Home prices in Bellevue were down 6.1 percent year over year in February, but Amazon’s growth in the city could help its real estate market heat back up.
[Update: On April 2, 2019, Geekwire reported that Amazon is relocating thousands of employees who are currently based in Seattle to Bellevue. The move is set to be complete by 2023.]
There’s a spotlight on Bellevue’s real estate market after Amazon gave up plans to occupy a skyscraper with the capacity for up to 5,000 employees in downtown Seattle. The move is intensifying speculation that Amazon will focus its hometown growth on the Eastside suburbs over the next few years.
Located across Lake Washington from Seattle, Bellevue is already a popular place for tech workers who are buying homes in the Seattle area, partly because Microsoft is headquartered in nearby Redmond. Local agents say Amazon’s growing footprint in the area, along with Facebook’s coming locations, will ignite renewed interest from millennial homebuyers with high incomes, modern tastes and desire for a single-family home in a suburban area.
Amazon has already leased enough space in Bellevue to house nearly 7,000 employees and there’s speculation that it’s in talks to lease space that could fit more than 25,000 workers when all is said and done. Facebook has signed leases for a total of nearly 700,000 square feet in Bellevue and 650,000 square feet in Redmond, which together could hold thousands of employees.
“We’ve always seen a lot of Amazon and Microsoft employees buying homes on the Eastside because of its suburban atmosphere and highly rated schools,” said Redfin agent Kathi Kelly-Billings. “But as Amazon builds out its presence in Bellevue over the next few years, I expect demand from young homebuyers to put pressure on the real estate market.”
“As employees from Amazon and other large tech companies move over to the Eastside, whether their job is moving to Bellevue or they’re planning to commute across the lake to work in South Lake Union, they’re creating a whole new cohort of buyers who are looking for something different in a home,” Kelly-Billings continued. “They don’t want their parents’ or grandparents’ house. They want new, modern construction. Because Bellevue has such a scarcity of land, I expect we’ll see a lot of teardowns in the coming years, replaced with modern, high-tech homes.”
Another potential effect of high-paying jobs on the Eastside is double homeownership. Kelly-Billings said about half of her homebuying clients in Bellevue consider holding onto their existing property when they move up, especially if they bought before 2015 and they’ve paid off a chunk of their mortgage. Most of her client base consists of couples who are both high earners in the tech field, and their incomes are enough to qualify for two mortgages. “Rents have risen so much in the Seattle area that rent payments often cover their first mortgage, so it makes sense to hold onto properties,” she said. “They’ve seen firsthand how much home values can appreciate in just a few years, so many of my clients are hesitant to sell if they can afford to pay for two homes.”

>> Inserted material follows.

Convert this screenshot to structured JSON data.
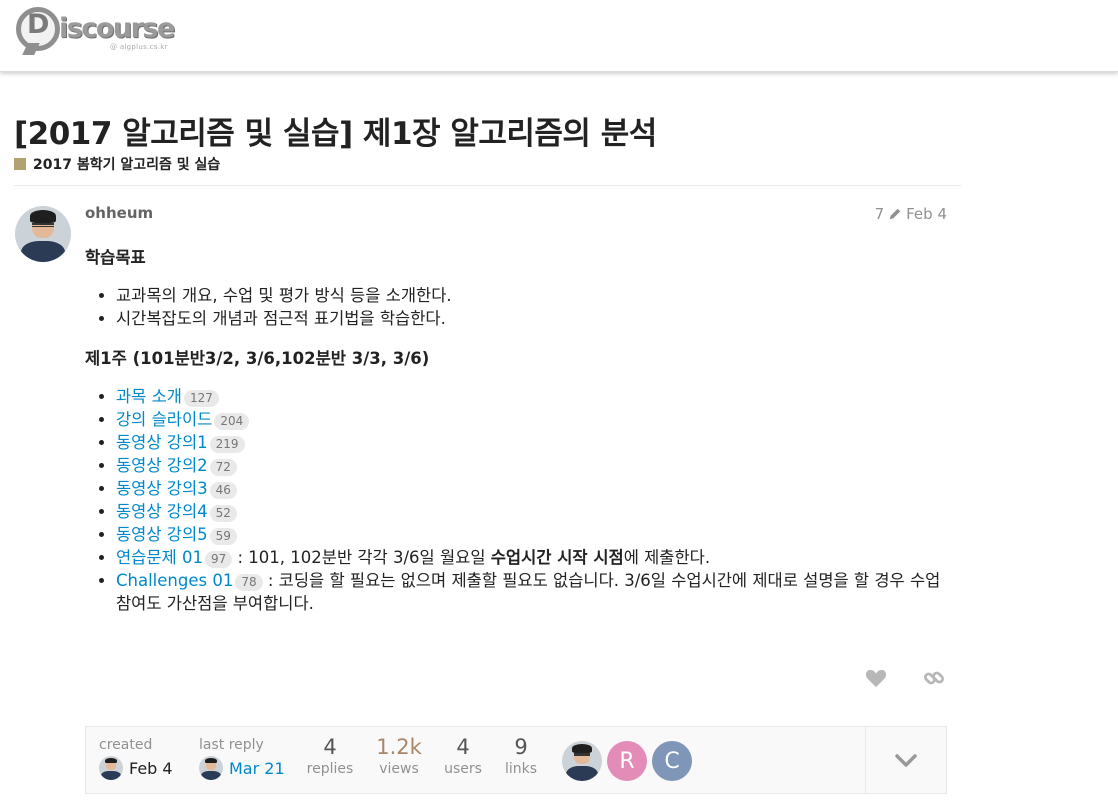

Bellevue is just across the lake from Seattle, though Bellevue, known as an affluent suburb with high-end homes, is more expensive: Compare Bellevue’s median sale price of $858,000 with $630,000 in the city of Seattle. Both cities experienced a real estate frenzy in 2017 and the first half of 2018, followed by a slowdown at the end of last year.
Prices in Seattle proper were up year over year every month from April 2012 through December 2018 before falling 10 percent in the first month of 2019. Prices in Bellevue, which fell 6.2 percent in January, have followed a similar trend, though the suburb has experienced a bit more fluctuation.
In both cities, homes were flying off the market in the beginning of last year. In Bellevue, the typical home that sold in May 2018 had been on the market for just six days, compared to seven in Seattle. Since then, the number has risen in both cities, to 42 in Bellevue and 47 in Seattle for January 2019.
Supply is a similar story. Inventory dropped year over year throughout 2017 in both Bellevue and Seattle before starting to rise in the beginning of 2018.
“The extremely low inventory at the end of 2017 and beginning of 2018 created a real estate frenzy in Bellevue,” said Kelly-Billings. “But with the correction that has happened since then, buyers and sellers are both a bit nervous. Some sellers are waiting to put their homes on the market because prices have been stagnant, and buyers have been wary because they don’t know where the market is going.”
But Kelly-Billings said she’s confident Bellevue’s housing market will remain robust, especially because of the number of high-paying jobs coming to Seattle’s eastern suburbs. “The market is healthy and getting healthier,” she said. “Microsoft and Amazon are staying put, which helps create a real estate market on the Eastside that can withstand other fluctuating conditions.”